Su seviyesi değişimi için erken uyarı sistemi

Derslerde aldıkları bu bilgilerle söz konusu soruna çözüm üretmek amacıyla İTÜ Geliştirme Vakfı Okulları Özel Beylerbeyi Anaokulu, İlkokulu ve Ortaokulu ‘’Deniz Kirliliği’’ adında bir proje geliştirdi. Proje kapsamında yapılan çalışmalarda ortaokul 7.sınıf öğrencisi Oğuz Akar, Su Kirliliğini Erken Fark Etme ve Uyarı Sistemi (Water Pollution Early Detection and Warning System) isimli proje ile endüstriyel atıklar ve erken uyarı sistemi üzerinde çalıştı. Öğrenci projesinde İstanbul’un kullanılabilir su kaynağı Ömerli Barajı başta olmak üzere İstanbul Boğazı ve Göksu Deresi gibi diğer su örneklerinde de gerçekleşen, oksijen ve sıcaklık gibi değerlerin olağandışı değişim sonuçlarını erken uyarı sistemi ile yerel yönetimi bilgilendirmeyi amaçladı.

Ortaokul öğrencisine uluslararası yarışmadan ‘’Altın Madalya’’

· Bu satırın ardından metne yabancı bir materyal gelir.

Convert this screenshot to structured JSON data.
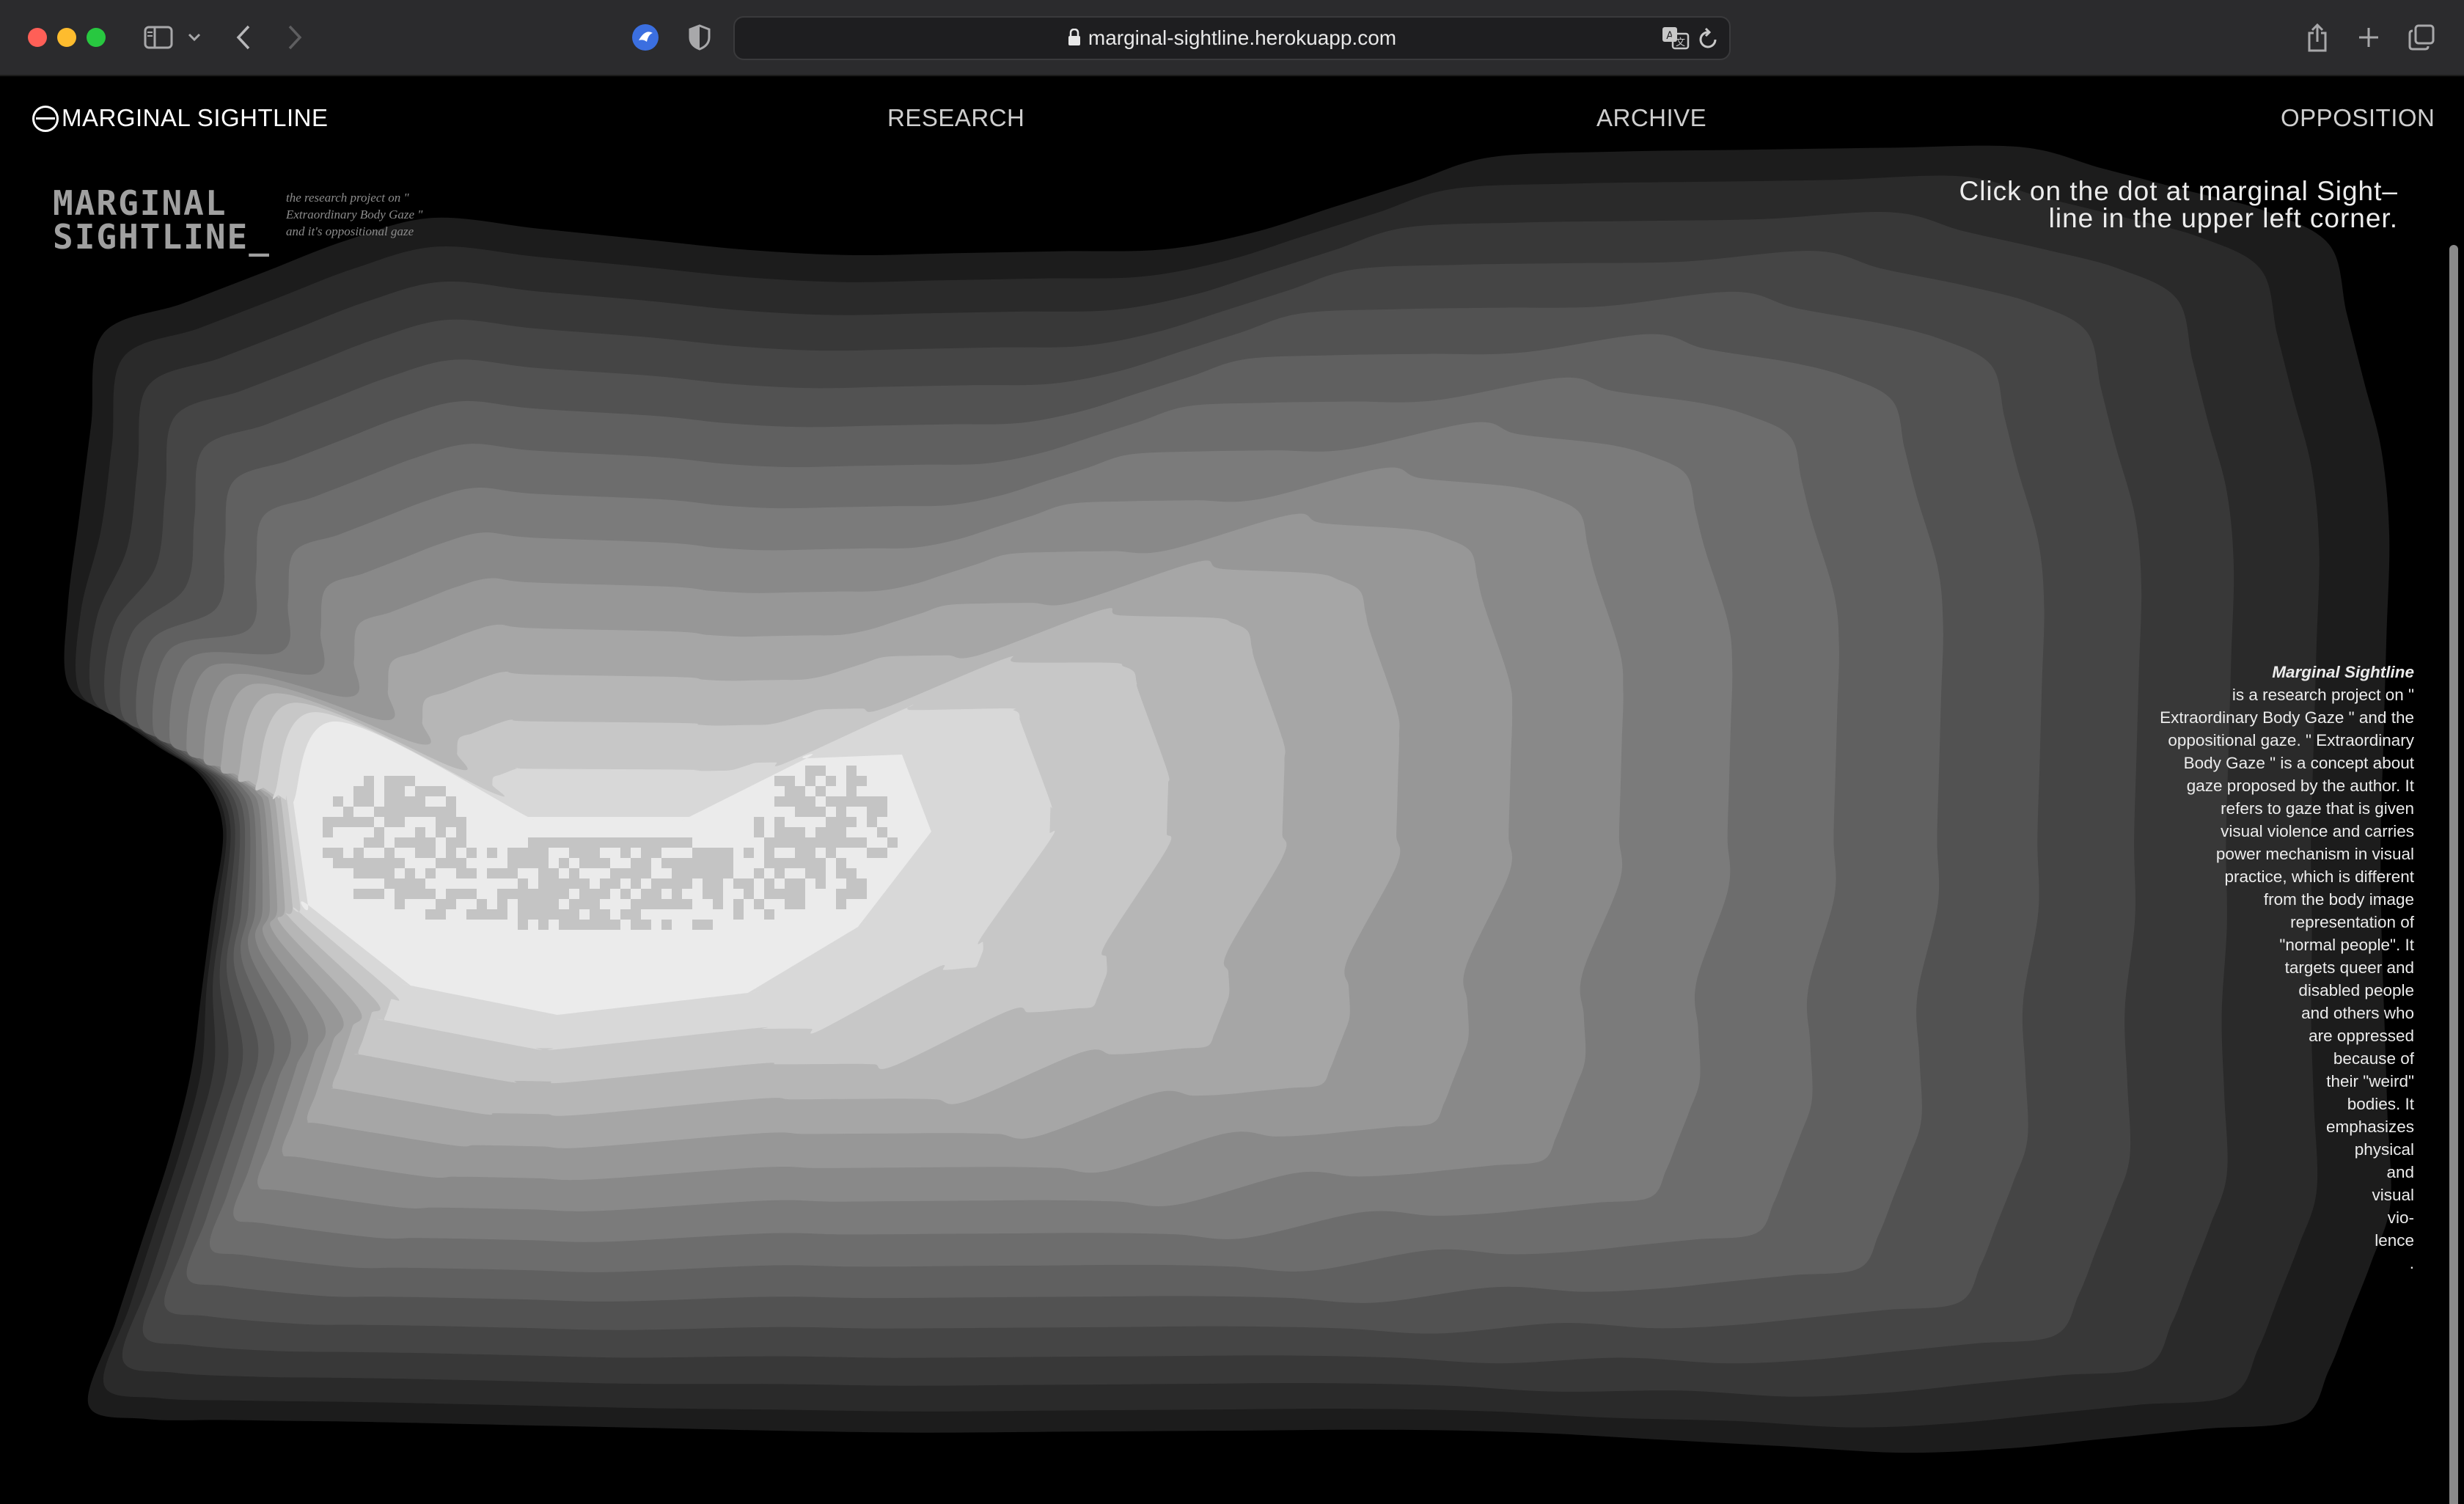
{
  "browser": {
    "url": "marginal-sightline.herokuapp.com",
    "icons": [
      "sidebar-icon",
      "chevron-down-icon",
      "back-icon",
      "forward-icon",
      "extension-icon",
      "shield-icon",
      "lock-icon",
      "translate-icon",
      "reload-icon",
      "share-icon",
      "new-tab-icon",
      "tabs-overview-icon"
    ]
  },
  "nav": {
    "brand": "MARGINAL SIGHTLINE",
    "research": "RESEARCH",
    "archive": "ARCHIVE",
    "opposition": "OPPOSITION"
  },
  "logo": {
    "line1": "MARGINAL",
    "line2": "SIGHTLINE_",
    "subtitle_lines": [
      "the research project on \"",
      "Extraordinary Body Gaze \"",
      "and it's oppositional gaze"
    ]
  },
  "hint": {
    "line1": "Click on the dot at marginal Sight–",
    "line2": "line in the upper left corner."
  },
  "description": {
    "title": "Marginal Sightline",
    "lines": [
      "is a research project on \"",
      "Extraordinary Body Gaze \" and the",
      "oppositional gaze. \" Extraordinary",
      "Body Gaze \" is a concept about",
      "gaze proposed by the author. It",
      "refers to gaze that is given",
      "visual violence and carries",
      "power mechanism in visual",
      "practice, which is different",
      "from the body image",
      "representation of",
      "\"normal people\". It",
      "targets queer and",
      "disabled people",
      "and others who",
      "are oppressed",
      "because of",
      "their \"weird\"",
      "bodies. It",
      "emphasizes",
      "physical",
      "and",
      "visual",
      "vio-",
      "lence",
      "."
    ]
  },
  "colors": {
    "background": "#000000",
    "topo_levels": [
      "#1c1c1c",
      "#2a2a2a",
      "#383838",
      "#454545",
      "#525252",
      "#606060",
      "#6d6d6d",
      "#7b7b7b",
      "#898989",
      "#979797",
      "#a6a6a6",
      "#b6b6b6",
      "#c7c7c7",
      "#d8d8d8",
      "#ebebeb"
    ],
    "pixel_mark": "#c4c4c4"
  }
}
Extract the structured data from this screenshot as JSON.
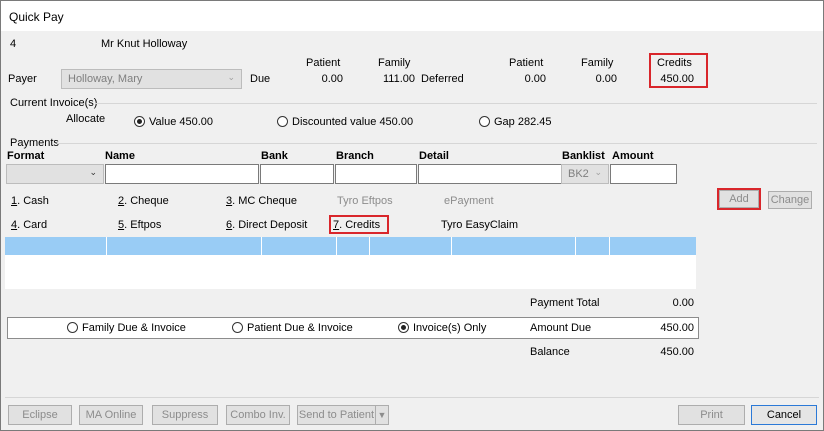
{
  "window": {
    "title": "Quick Pay"
  },
  "patient": {
    "number": "4",
    "name": "Mr Knut Holloway"
  },
  "summary": {
    "payer_label": "Payer",
    "payer_value": "Holloway, Mary",
    "due_label": "Due",
    "deferred_label": "Deferred",
    "headers": {
      "patient1": "Patient",
      "family1": "Family",
      "patient2": "Patient",
      "family2": "Family",
      "credits": "Credits"
    },
    "due_patient": "0.00",
    "due_family": "111.00",
    "deferred_patient": "0.00",
    "deferred_family": "0.00",
    "credits": "450.00"
  },
  "invoices": {
    "group_label": "Current Invoice(s)",
    "allocate_label": "Allocate",
    "options": [
      {
        "label": "Value 450.00",
        "selected": true
      },
      {
        "label": "Discounted value 450.00",
        "selected": false
      },
      {
        "label": "Gap 282.45",
        "selected": false
      }
    ]
  },
  "payments": {
    "group_label": "Payments",
    "columns": {
      "format": "Format",
      "name": "Name",
      "bank": "Bank",
      "branch": "Branch",
      "detail": "Detail",
      "banklist": "Banklist",
      "amount": "Amount"
    },
    "banklist_value": "BK2",
    "methods_row1": [
      {
        "key": "1",
        "rest": ". Cash",
        "enabled": true
      },
      {
        "key": "2",
        "rest": ". Cheque",
        "enabled": true
      },
      {
        "key": "3",
        "rest": ". MC Cheque",
        "enabled": true
      },
      {
        "key": "",
        "rest": "Tyro Eftpos",
        "enabled": false
      },
      {
        "key": "",
        "rest": "ePayment",
        "enabled": false
      }
    ],
    "methods_row2": [
      {
        "key": "4",
        "rest": ". Card",
        "enabled": true
      },
      {
        "key": "5",
        "rest": ". Eftpos",
        "enabled": true
      },
      {
        "key": "6",
        "rest": ". Direct Deposit",
        "enabled": true
      },
      {
        "key": "7",
        "rest": ". Credits",
        "enabled": true
      },
      {
        "key": "",
        "rest": "Tyro EasyClaim",
        "enabled": true
      }
    ],
    "add_label": "Add",
    "change_label": "Change"
  },
  "totals": {
    "payment_total_label": "Payment Total",
    "payment_total": "0.00",
    "amount_due_label": "Amount Due",
    "amount_due": "450.00",
    "balance_label": "Balance",
    "balance": "450.00"
  },
  "due_options": [
    {
      "label": "Family Due & Invoice",
      "selected": false
    },
    {
      "label": "Patient Due & Invoice",
      "selected": false
    },
    {
      "label": "Invoice(s) Only",
      "selected": true
    }
  ],
  "footer": {
    "eclipse": "Eclipse",
    "ma_online": "MA Online",
    "suppress": "Suppress",
    "combo_inv": "Combo Inv.",
    "send_to_patient": "Send to Patient",
    "print": "Print",
    "cancel": "Cancel"
  },
  "colors": {
    "highlight_red": "#d9262b",
    "grid_selection": "#99ccf5"
  }
}
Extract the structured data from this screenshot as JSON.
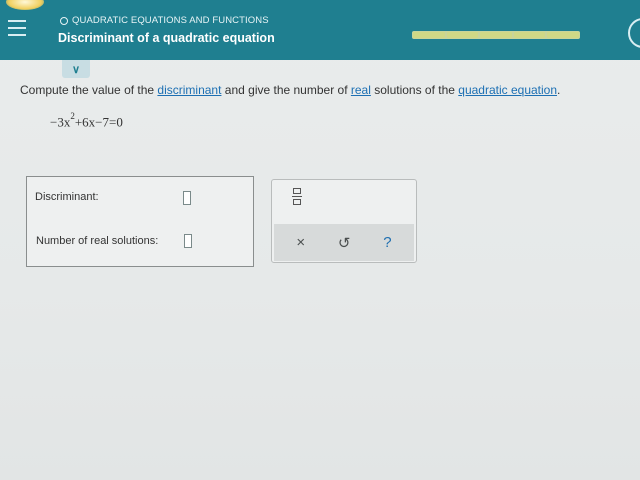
{
  "header": {
    "topic": "QUADRATIC EQUATIONS AND FUNCTIONS",
    "title": "Discriminant of a quadratic equation",
    "progress_segments": 5,
    "colors": {
      "header_bg": "#1f7f90",
      "progress": "#cfd886"
    }
  },
  "prompt": {
    "before": "Compute the value of the ",
    "link1": "discriminant",
    "middle": " and give the number of ",
    "link2": "real",
    "middle2": " solutions of the ",
    "link3": "quadratic equation",
    "end": "."
  },
  "equation": {
    "lhs_coef": "−3x",
    "exponent": "2",
    "rest": "+6x−7=0"
  },
  "answers": {
    "discriminant_label": "Discriminant:",
    "solutions_label": "Number of real solutions:"
  },
  "tools": {
    "fraction_icon": "fraction-icon",
    "clear_label": "×",
    "undo_label": "↺",
    "help_label": "?"
  }
}
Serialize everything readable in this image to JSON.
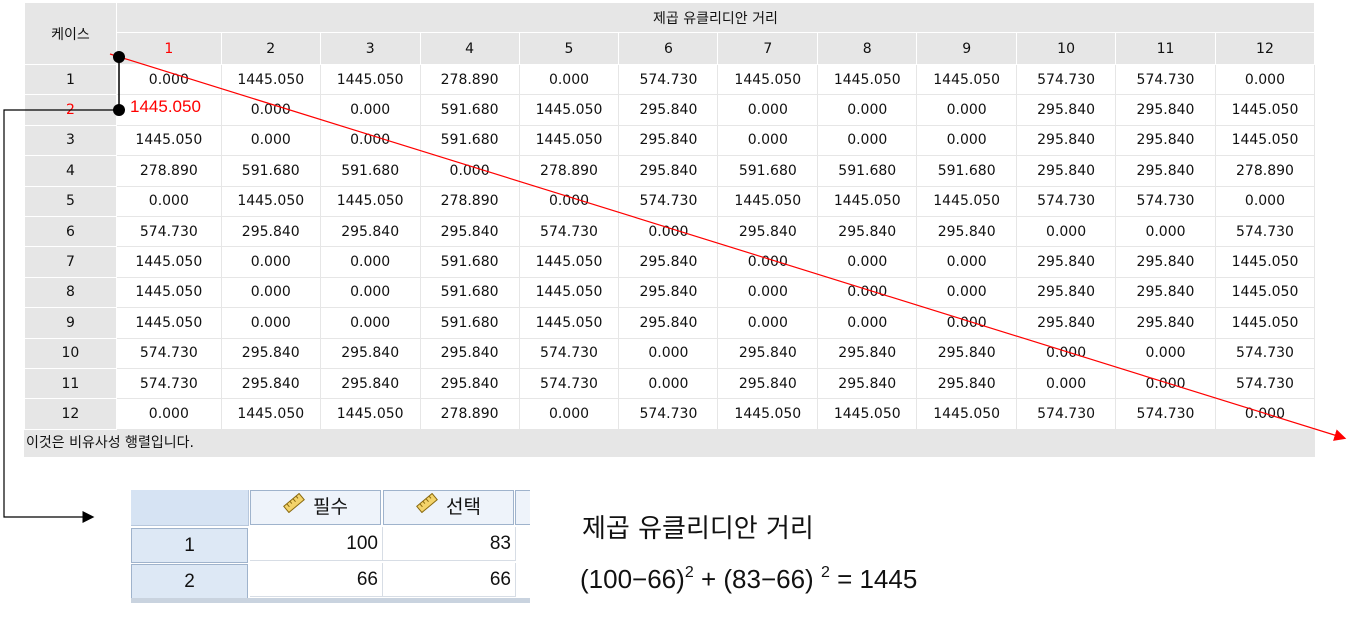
{
  "matrix": {
    "case_header": "케이스",
    "span_header": "제곱 유클리디안 거리",
    "columns": [
      "1",
      "2",
      "3",
      "4",
      "5",
      "6",
      "7",
      "8",
      "9",
      "10",
      "11",
      "12"
    ],
    "rows": [
      {
        "label": "1",
        "values": [
          "0.000",
          "1445.050",
          "1445.050",
          "278.890",
          "0.000",
          "574.730",
          "1445.050",
          "1445.050",
          "1445.050",
          "574.730",
          "574.730",
          "0.000"
        ]
      },
      {
        "label": "2",
        "values": [
          "",
          "0.000",
          "0.000",
          "591.680",
          "1445.050",
          "295.840",
          "0.000",
          "0.000",
          "0.000",
          "295.840",
          "295.840",
          "1445.050"
        ]
      },
      {
        "label": "3",
        "values": [
          "1445.050",
          "0.000",
          "0.000",
          "591.680",
          "1445.050",
          "295.840",
          "0.000",
          "0.000",
          "0.000",
          "295.840",
          "295.840",
          "1445.050"
        ]
      },
      {
        "label": "4",
        "values": [
          "278.890",
          "591.680",
          "591.680",
          "0.000",
          "278.890",
          "295.840",
          "591.680",
          "591.680",
          "591.680",
          "295.840",
          "295.840",
          "278.890"
        ]
      },
      {
        "label": "5",
        "values": [
          "0.000",
          "1445.050",
          "1445.050",
          "278.890",
          "0.000",
          "574.730",
          "1445.050",
          "1445.050",
          "1445.050",
          "574.730",
          "574.730",
          "0.000"
        ]
      },
      {
        "label": "6",
        "values": [
          "574.730",
          "295.840",
          "295.840",
          "295.840",
          "574.730",
          "0.000",
          "295.840",
          "295.840",
          "295.840",
          "0.000",
          "0.000",
          "574.730"
        ]
      },
      {
        "label": "7",
        "values": [
          "1445.050",
          "0.000",
          "0.000",
          "591.680",
          "1445.050",
          "295.840",
          "0.000",
          "0.000",
          "0.000",
          "295.840",
          "295.840",
          "1445.050"
        ]
      },
      {
        "label": "8",
        "values": [
          "1445.050",
          "0.000",
          "0.000",
          "591.680",
          "1445.050",
          "295.840",
          "0.000",
          "0.000",
          "0.000",
          "295.840",
          "295.840",
          "1445.050"
        ]
      },
      {
        "label": "9",
        "values": [
          "1445.050",
          "0.000",
          "0.000",
          "591.680",
          "1445.050",
          "295.840",
          "0.000",
          "0.000",
          "0.000",
          "295.840",
          "295.840",
          "1445.050"
        ]
      },
      {
        "label": "10",
        "values": [
          "574.730",
          "295.840",
          "295.840",
          "295.840",
          "574.730",
          "0.000",
          "295.840",
          "295.840",
          "295.840",
          "0.000",
          "0.000",
          "574.730"
        ]
      },
      {
        "label": "11",
        "values": [
          "574.730",
          "295.840",
          "295.840",
          "295.840",
          "574.730",
          "0.000",
          "295.840",
          "295.840",
          "295.840",
          "0.000",
          "0.000",
          "574.730"
        ]
      },
      {
        "label": "12",
        "values": [
          "0.000",
          "1445.050",
          "1445.050",
          "278.890",
          "0.000",
          "574.730",
          "1445.050",
          "1445.050",
          "1445.050",
          "574.730",
          "574.730",
          "0.000"
        ]
      }
    ],
    "footnote": "이것은 비유사성 행렬입니다.",
    "highlight_value": "1445.050",
    "highlight_color": "#ff0000"
  },
  "data_view": {
    "variables": [
      {
        "name": "필수",
        "icon": "ruler-icon"
      },
      {
        "name": "선택",
        "icon": "ruler-icon"
      }
    ],
    "rows": [
      {
        "case": "1",
        "values": [
          "100",
          "83"
        ]
      },
      {
        "case": "2",
        "values": [
          "66",
          "66"
        ]
      }
    ]
  },
  "formula": {
    "title": "제곱 유클리디안 거리",
    "term1": "(100−66)",
    "exp1": "2",
    "plus": " + ",
    "term2": "(83−66) ",
    "exp2": "2",
    "result": " = 1445"
  }
}
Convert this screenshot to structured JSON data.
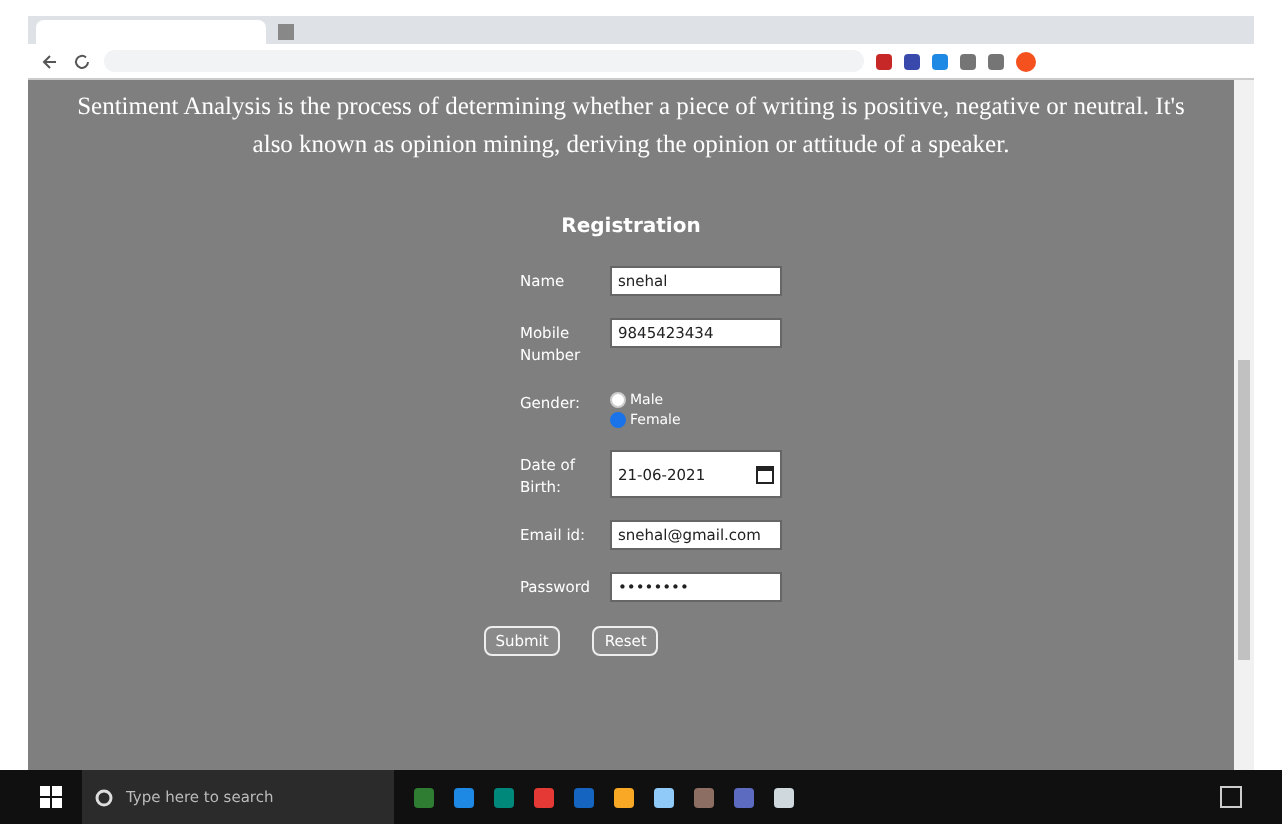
{
  "intro": "Sentiment Analysis is the process of determining whether a piece of writing is positive, negative or neutral. It's also known as opinion mining, deriving the opinion or attitude of a speaker.",
  "form": {
    "title": "Registration",
    "fields": [
      {
        "kind": "text",
        "label": "Name",
        "value": "snehal"
      },
      {
        "kind": "text",
        "label": "Mobile Number",
        "value": "9845423434"
      },
      {
        "kind": "radio",
        "label": "Gender:",
        "options": [
          {
            "label": "Male",
            "selected": false
          },
          {
            "label": "Female",
            "selected": true
          }
        ]
      },
      {
        "kind": "date",
        "label": "Date of Birth:",
        "value": "21-06-2021"
      },
      {
        "kind": "text",
        "label": "Email id:",
        "value": "snehal@gmail.com"
      },
      {
        "kind": "password",
        "label": "Password",
        "value": "••••••••"
      }
    ],
    "buttons": [
      "Submit",
      "Reset"
    ]
  },
  "taskbar": {
    "search_placeholder": "Type here to search"
  }
}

Öğrenci Akar projesiyle Indonesian Young Scientist Association (IYSA), PGRI Mahadewa Üniversitesi Bali, Mühendislik Fakültesi Diponegoro Üniversitesi ve BUCA IMSEF iş birliğiyle gerçekleştirilen Uluslararası Gençlik Bilim Fuarı Yarışmasına (Youth International Science Fair) katılarak çevrimiçi sunumunu ve savunmasını gerçekleştirdi. Öğrencinin projesi Amerika Birleşik Devletleri, Kanada, İtalya, Güney Kore, Vietnam, İran, Malezya, Singapur, Birleşik Arap Emirlikleri, Porto Riko, Tayland, Filipinler, Kırgızistan, Endonezya, Azerbaycan, Brezilya, Meksika’dan katılan öğrencilerin projeleri arasından sıyrılarak ortaokul düzeyinde altın madalyaya layık görüldü birinci oldu.

İTÜ Geliştirme Vakfı Okulları Türkiye’nin ve dünyanın geleceğine aktif katkıda bulunmaya hazır genç aydınlar yetiştiriyor

İTÜ Geliştirme Vakfı Okulları, 250 yıllık köklü geçmişi ile dünyanın en eski teknik üniversitelerinden İstanbul Teknik Üniversitesi ailesinin bir parçası olarak, 2000 yılında, İTÜ Ayazağa Yerleşkesinde kurulmuştur. Bugün, İstanbul’da Maslak ve “Erken Müzik Eğitimi” sertifikası sunan Mini Konservatuvarın yer aldığı Beylerbeyi Kampüsünün yanında, franchising sözleşmesiyle de İzmir’de; anaokulu, ilkokul, ortaokul ve lise kademelerinde toplam 2395 öğrenciye eğitim verilmektedir.

Okullar; bireysel farklılıklara saygılı ve BM Sürdürülebilir Kalkınma Amaçları doğrultusunda zenginleştirilmiş akademik programı ile; Türkiye’nin ve dünyanın geleceğine aktif katkıda bulunmaya hazır, özgürlüklere ve insan haklarına saygılı, meraklı, hoşgörülü, genç aydınlar yetiştirmek için çalışmaktadır. Okulun mezunları Türkiye’nin ve dünyanın önde gelen üniversitelerinde eğitimlerine devam ederken; bilimden, sanata, girişimcilikten spora pek çok alanda önemli başarılara da imza atmaktadır. 9 branşta faaliyet gösteren İTÜ GVO Spor Kulübü bedenen ve zihnen sağlıklı bireyler yetiştirmenin yanı sıra etik değerleri yüksek, örnek insanî becerilere sahip sporcular yetiştirmeyi hedeflemektedir.